On ne peut pas se passer des aides familiales

29 novembre 2021
par Raphaël Duboisdenghien
Durée de lecture : 4 min
« Les aides familiales en Belgique », par Pierre Artois. Editions Academia-L’Harmattan. VP 21 euros, VN 15,99 euros

La pandémie de covid-19 a mis en évidence l’importance des aides familiales. Pour permettre aux personnes secondées de demeurer à domicile. Et de vivre décemment. Pierre Artois a étudié ce groupe professionnel peu connu, mal payé. Le maître de conférences à l’Université libre de Bruxelles (ULB) relate les résultats de sa recherche doctorale dans «Les aides familiales en Belgique». Aux éditions Academia-L’Harmattan à Louvain-la-Neuve.

Une réponse à l’urgence sociale

«Face à l’ampleur des défis auxquels vont faire face les aides familiales à court terme et dans les années à venir, nous ne pouvions pas ne pas apporter notre contribution et partager le résultat de notre étude», précise le docteur en sciences politiques et sociales. «Nous n’avons pas pour objectif d’effectuer un plaidoyer pour sacraliser ce métier. Mais plutôt de le faire découvrir aux lectrices et lecteurs. De le mettre en lumière avec ses qualités et ses zones d’ombre. D’expliquer son histoire, ses enjeux, ses transformations pour comprendre les rapports sociaux produits par les interactions sociales de travail.»

Ce secteur tente de répondre à l’urgence sociale. «Où les incertitudes sur et dans le travail sont prégnantes, générant des contradictions en termes de conception du travail. De normes identitaires charriées ou développées. Ainsi que des tensions concernant les définitions de frontières entre les métiers.»

Pouvoir prendre des décisions

La rationalisation des temps et des tâches a fait sortir les aides familiales du nettoyage. Pour se concentrer sur des travaux d’accompagnement et d’aide. Partager le territoire avec les aides ménagères et les travailleurs titres-services. Obtenir un espace social de reconnaissance.

Les aides familiales ont peu de temps pour accomplir leurs travaux. «Beaucoup doivent faire preuve de sagacité et de capacités de raisonnement et d’organisation très rapidement afin de prioriser et hiérarchiser les tâches à effectuer», relève Pierre Artois.

L’autonomie décisionnelle est une des caractéristiques de ce métier pénible. Interrogées par un questionnaire écrit, plus de 86% des aides familiales marquent leur accord, ou leur plein accord, sur le fait qu’elles ont une autonomie de travail relativement importante.
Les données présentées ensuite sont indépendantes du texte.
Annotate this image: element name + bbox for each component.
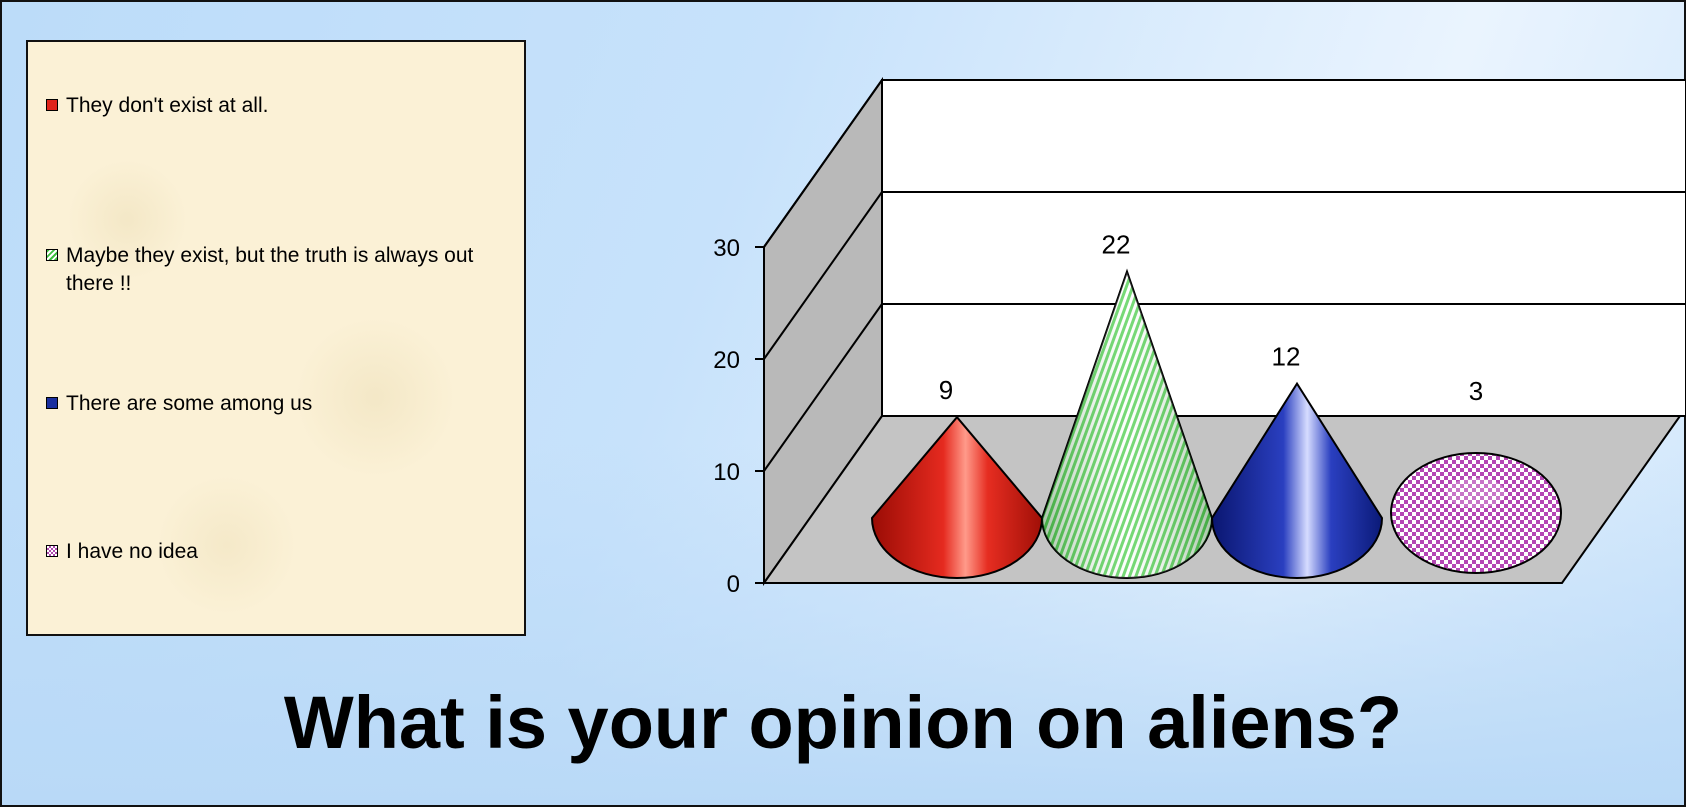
y-axis: 0 10 20 30 <box>713 235 765 598</box>
legend-swatch-purple <box>46 545 58 557</box>
gridline <box>763 191 883 360</box>
legend-item: They don't exist at all. <box>46 92 506 120</box>
legend-label: They don't exist at all. <box>66 94 269 117</box>
legend-swatch-blue <box>46 397 58 409</box>
data-labels: 9 22 12 3 <box>939 230 1483 406</box>
legend-item: I have no idea <box>46 538 506 566</box>
cones <box>870 268 1562 579</box>
legend-swatch-red <box>46 99 58 111</box>
data-label: 22 <box>1102 230 1131 260</box>
legend-label: There are some among us <box>66 392 313 415</box>
cone-4 <box>1390 452 1562 574</box>
cone-3 <box>1210 381 1384 579</box>
cone-body <box>870 415 1044 579</box>
slide-title: What is your opinion on aliens? <box>283 681 1403 764</box>
cone-body <box>1210 381 1384 579</box>
legend-label: I have no idea <box>66 540 198 563</box>
data-label: 9 <box>939 375 953 405</box>
cone-2 <box>1040 268 1214 579</box>
cone-base <box>1390 452 1562 574</box>
gridline <box>763 79 883 248</box>
cone-shade <box>1042 271 1212 578</box>
legend-box: They don't exist at all. Maybe they exis… <box>26 40 526 636</box>
legend-item: Maybe they exist, but the truth is alway… <box>46 242 506 298</box>
gridline <box>763 303 883 472</box>
y-tick-label: 20 <box>713 347 740 374</box>
cone-1 <box>870 415 1044 579</box>
data-label: 3 <box>1469 376 1483 406</box>
cone-highlight <box>1446 478 1506 508</box>
gridlines <box>763 79 1686 472</box>
data-label: 12 <box>1272 342 1301 372</box>
legend-item: There are some among us <box>46 390 506 418</box>
y-tick-label: 10 <box>713 459 740 486</box>
y-tick-label: 0 <box>727 571 740 598</box>
legend-swatch-green <box>46 249 58 261</box>
y-tick-label: 30 <box>713 235 740 262</box>
legend-label: Maybe they exist, but the truth is alway… <box>66 244 474 295</box>
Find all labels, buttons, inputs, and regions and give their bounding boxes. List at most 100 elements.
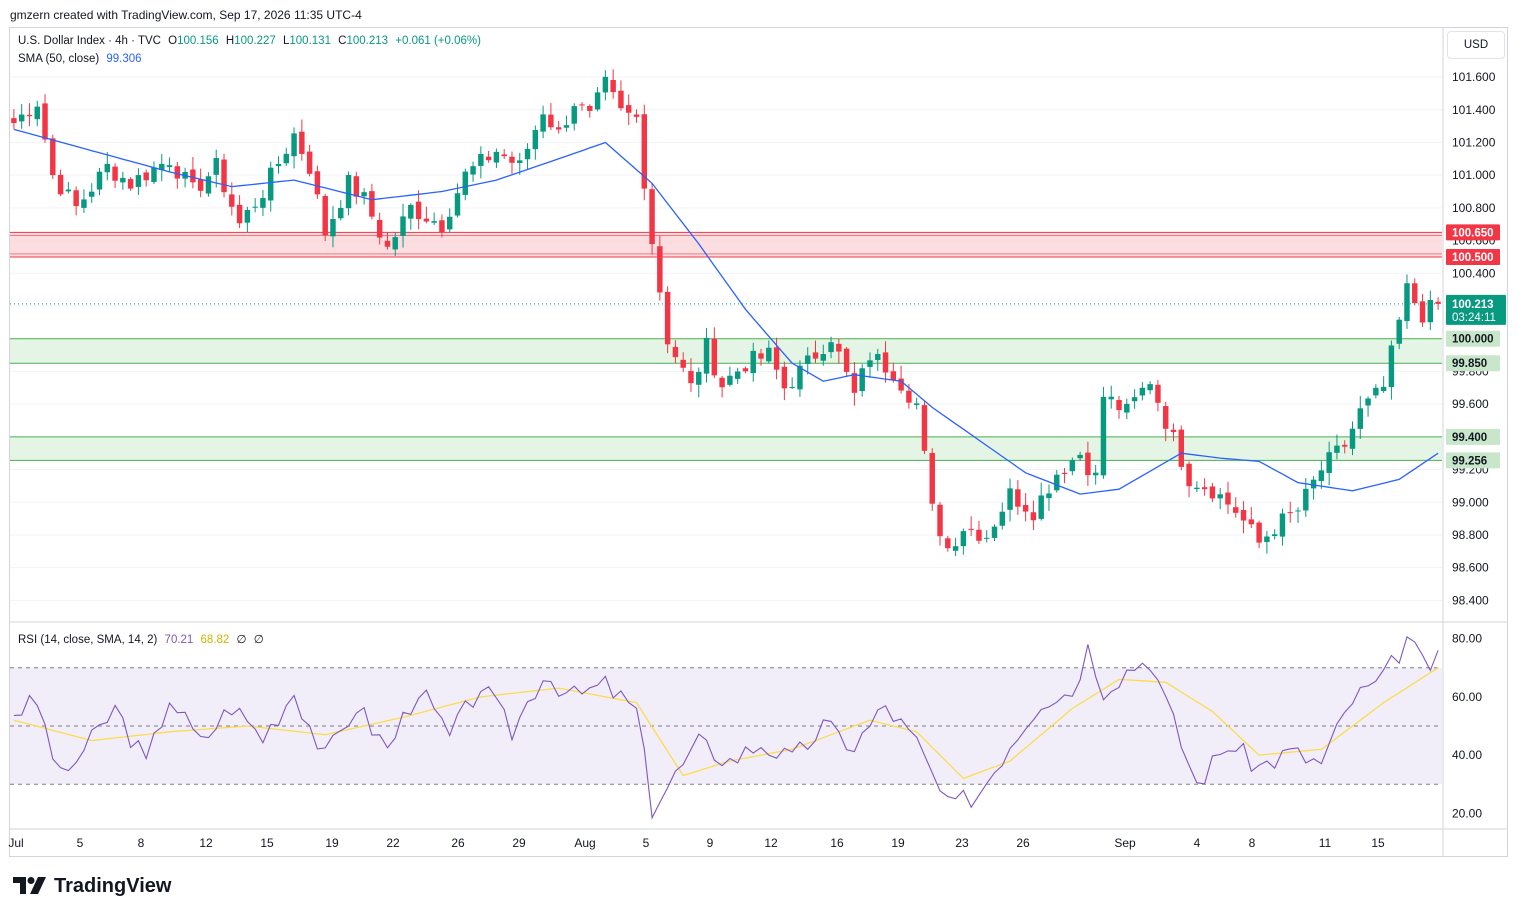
candle-body [244,209,251,223]
time-tick-label: Jul [8,836,23,850]
candle-body [1419,301,1426,323]
support-zone-tag [1446,452,1500,469]
price-tick-label: 100.800 [1452,201,1496,215]
candle-body [1264,536,1270,543]
candle-body [267,167,274,201]
candle-body [470,166,476,175]
candle-body [213,158,219,175]
sma-label[interactable]: SMA (50, close) [18,53,100,65]
candle-body [867,360,873,367]
candle-body [1256,522,1262,543]
candle-body [1139,387,1146,396]
candle-body [369,191,375,217]
candle-body [291,133,297,157]
time-tick-label: 11 [1319,836,1332,850]
candle-body [1279,513,1286,537]
candle-body [376,219,383,238]
candles-group [11,69,1441,557]
candle-body [906,390,912,403]
candle-body [408,204,414,219]
rsi-extra-2: ∅ [253,634,264,646]
support-zone-tag [1446,428,1500,445]
resistance-zone-tag-label: 100.500 [1452,252,1494,264]
candle-body [1194,487,1200,490]
rsi-tick-label: 60.00 [1452,690,1482,704]
candle-body [283,153,290,164]
candle-body [1334,445,1340,453]
candle-body [1365,398,1371,406]
candle-body [571,106,577,124]
candle-body [1225,492,1231,505]
candle-body [1170,429,1177,433]
rsi-ma-value: 68.82 [200,634,230,646]
support-zone [10,436,1442,461]
candle-body [1373,387,1379,396]
candle-body [57,174,64,195]
low-value: 100.131 [289,35,331,47]
candle-body [96,171,103,190]
candle-body [423,218,430,222]
last-price-tag [1446,294,1506,325]
candle-body [1186,463,1192,487]
rsi-label[interactable]: RSI (14, close, SMA, 14, 2) [18,634,158,646]
candle-body [1015,489,1021,507]
price-tick-label: 101.600 [1452,70,1496,84]
candle-body [478,153,484,166]
candle-body [11,118,17,124]
candle-body [649,189,655,245]
currency-button[interactable]: USD [1447,31,1505,59]
candle-body [1435,301,1441,304]
rsi-tick-label: 20.00 [1452,806,1482,820]
time-tick-label: 15 [260,836,274,850]
symbol-label[interactable]: U.S. Dollar Index · 4h · TVC [18,35,161,47]
support-zone-tag [1446,355,1500,372]
price-tick-label: 98.800 [1452,528,1489,542]
candle-body [898,378,904,391]
price-tick-label: 98.600 [1452,561,1489,575]
candle-body [750,350,756,374]
candle-body [1108,396,1114,400]
candle-body [50,138,56,176]
candle-body [446,216,453,230]
candle-body [921,405,928,451]
candle-body [517,160,523,164]
high-value: 100.227 [234,35,276,47]
rsi-legend: RSI (14, close, SMA, 14, 2) 70.21 68.82 … [18,632,268,646]
candle-body [968,528,974,530]
candle-body [742,368,749,372]
candle-body [913,403,920,405]
candle-body [524,148,531,160]
support-zone-tag-label: 99.850 [1452,358,1487,370]
candle-body [135,175,142,187]
time-tick-label: 19 [325,836,339,850]
candle-body [104,163,111,173]
candle-body [758,353,764,359]
candle-body [859,368,865,392]
support-zone-tag-label: 99.256 [1452,455,1487,467]
candle-body [112,166,118,181]
candle-body [431,221,437,223]
candle-body [563,125,570,128]
candle-body [1396,319,1402,344]
support-zone [10,338,1442,364]
price-tick-label: 101.000 [1452,168,1496,182]
candle-body [703,337,710,374]
candle-body [773,347,780,370]
candle-body [361,192,367,197]
candle-body [610,80,616,93]
low-label: L [282,35,290,47]
candle-body [190,169,196,183]
candle-body [26,114,33,117]
candle-body [197,179,204,191]
candle-body [1310,479,1317,489]
candle-body [174,166,181,179]
candle-body [843,348,850,372]
candle-body [439,220,445,233]
sma-legend: SMA (50, close) 99.306 [18,53,146,65]
last-price-value: 100.213 [1452,299,1494,311]
candle-body [696,371,702,385]
candle-body [812,352,819,359]
candle-body [1085,452,1091,476]
candle-body [1209,486,1216,499]
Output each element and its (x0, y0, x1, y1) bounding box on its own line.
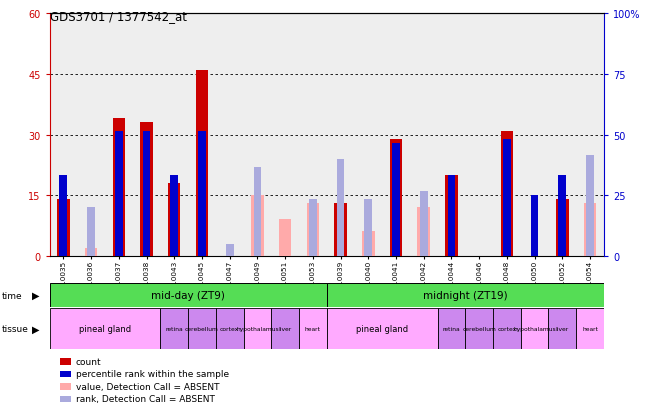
Bar (327, 309, 438, 349)
Bar (438, 309, 465, 349)
Text: rank, Detection Call = ABSENT: rank, Detection Call = ABSENT (76, 394, 215, 403)
Text: hypothalamus: hypothalamus (236, 326, 279, 331)
Bar (390, 139, 402, 256)
Bar (251, 196, 263, 256)
Bar (87, 208, 95, 256)
Bar (548, 309, 576, 349)
Bar (188, 309, 216, 349)
Bar (160, 309, 188, 349)
Bar (501, 131, 513, 256)
Bar (57, 199, 69, 256)
Bar (253, 168, 261, 256)
Bar (307, 204, 319, 256)
Bar (556, 199, 568, 256)
Bar (576, 309, 604, 349)
Bar (115, 131, 123, 256)
Bar (113, 119, 125, 256)
Text: retina: retina (443, 326, 460, 331)
Text: cortex: cortex (498, 326, 516, 331)
Text: midnight (ZT19): midnight (ZT19) (423, 290, 508, 300)
Bar (337, 159, 345, 256)
Bar (299, 309, 327, 349)
Text: liver: liver (279, 326, 292, 331)
Bar (143, 131, 150, 256)
Bar (244, 309, 271, 349)
Bar (226, 244, 234, 256)
Bar (584, 204, 596, 256)
Bar (465, 309, 493, 349)
Text: ▶: ▶ (32, 324, 39, 334)
Text: ▶: ▶ (32, 290, 39, 300)
Text: cortex: cortex (220, 326, 239, 331)
Text: count: count (76, 357, 102, 366)
Bar (364, 199, 372, 256)
Bar (50, 309, 160, 349)
Bar (170, 176, 178, 256)
Text: value, Detection Call = ABSENT: value, Detection Call = ABSENT (76, 382, 219, 391)
Text: pineal gland: pineal gland (356, 324, 408, 333)
Text: pineal gland: pineal gland (79, 324, 131, 333)
Bar (418, 208, 430, 256)
Text: cerebellum: cerebellum (185, 326, 219, 331)
Text: percentile rank within the sample: percentile rank within the sample (76, 369, 229, 378)
Bar (447, 176, 455, 256)
Bar (420, 192, 428, 256)
Bar (586, 155, 594, 256)
Text: heart: heart (305, 326, 321, 331)
Bar (216, 309, 244, 349)
Text: cerebellum: cerebellum (462, 326, 496, 331)
Bar (59, 176, 67, 256)
Bar (198, 131, 206, 256)
Bar (141, 123, 152, 256)
Text: time: time (2, 291, 22, 300)
Bar (168, 183, 180, 256)
Bar (327, 283, 604, 308)
Bar (50, 283, 327, 308)
Bar (558, 176, 566, 256)
Text: tissue: tissue (2, 324, 29, 333)
Bar (196, 71, 208, 256)
Bar (279, 220, 291, 256)
Bar (531, 196, 539, 256)
Bar (309, 199, 317, 256)
Bar (521, 309, 548, 349)
Bar (271, 309, 299, 349)
Text: hypothalamus: hypothalamus (513, 326, 556, 331)
Text: heart: heart (582, 326, 598, 331)
Text: mid-day (ZT9): mid-day (ZT9) (151, 290, 225, 300)
Bar (493, 309, 521, 349)
Bar (503, 139, 511, 256)
Bar (335, 204, 346, 256)
Bar (392, 143, 400, 256)
Bar (85, 248, 97, 256)
Bar (362, 232, 374, 256)
Bar (446, 176, 457, 256)
Text: GDS3701 / 1377542_at: GDS3701 / 1377542_at (50, 10, 187, 23)
Text: liver: liver (556, 326, 569, 331)
Text: retina: retina (166, 326, 183, 331)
Et qu’elles peuvent prendre des décisions elles-mêmes.

Des niches d’emplois pour l’avenir

Selon le spécialiste, «ces métiers de l’aide, du « care » (dimension non médicale des soins), des services à la personne, dont font partie les aides familiales, constituent des niches d’emplois pour les années à venir face aux défis sociétaux de vieillissement de la population. De ralentissement de la croissance économique. De durabilité de l’emploi…»

À plus de 98%, les aides familiales sont des femmes… «Elles offrent généralement de faibles qualifications. Beaucoup sont également tombées dans le métier par relégation ou suite à des cassures professionnelles. Elles voient ce métier, cet emploi, comme un garant de stabilité et une chance de reconstruction de soi et de son parcours.»

Des compétences non reconnues

En plus des efforts physiques, les tâches demandent une formation pour agir efficacement, en sécurité. La manutention, par exemple, engendre de nombreux accidents de travail.

«La formation continue s’est historiquement construite comme un outil de socialisation et de perfectionnement des aides familiales au vu de la faiblesse des qualifications acquises», explique le maître de conférences.

Pierre Artois constate que les associations d’aide à domicile se définissent de plus en plus comme des organisations fournisseuses de services, et même des entreprises à profit social qui évoluent dans un quasi-marché. «On remarque que la professionnalisation induite n’a pas pour objet de professionnaliser les salariés. Il s’agit plutôt de développer des compétences, sans les reconnaître, dans le cadre d’une qualification.»

«Professionnaliser dans le secteur de l’aide et des soins à domicile en Belgique revient à industrialiser les activités, leurs fluidités et la rencontre des agents sur un marché organisé. Le service fourni devient un produit échangeable et les aides familiales interchangeables. Les salariés sont donc en quelque sorte rendus invisibles.»

Un travail basé sur les émotions

Pierre Artois conclut que «le vocable professionnalisation a définitivement évincé celui de qualification dans le secteur de l’aide à domicile».

«Le groupe professionnel des aides familiales continue de se construire sur une activité pénible. Tant du point de vue physique que psychique. Il ne s’agit pas d’un travail de relation. Mais d’un travail basé sur les émotions. Les incertitudes pesant dans et sur le travail sont nombreuses et concomitantes à l’activité réalisée.»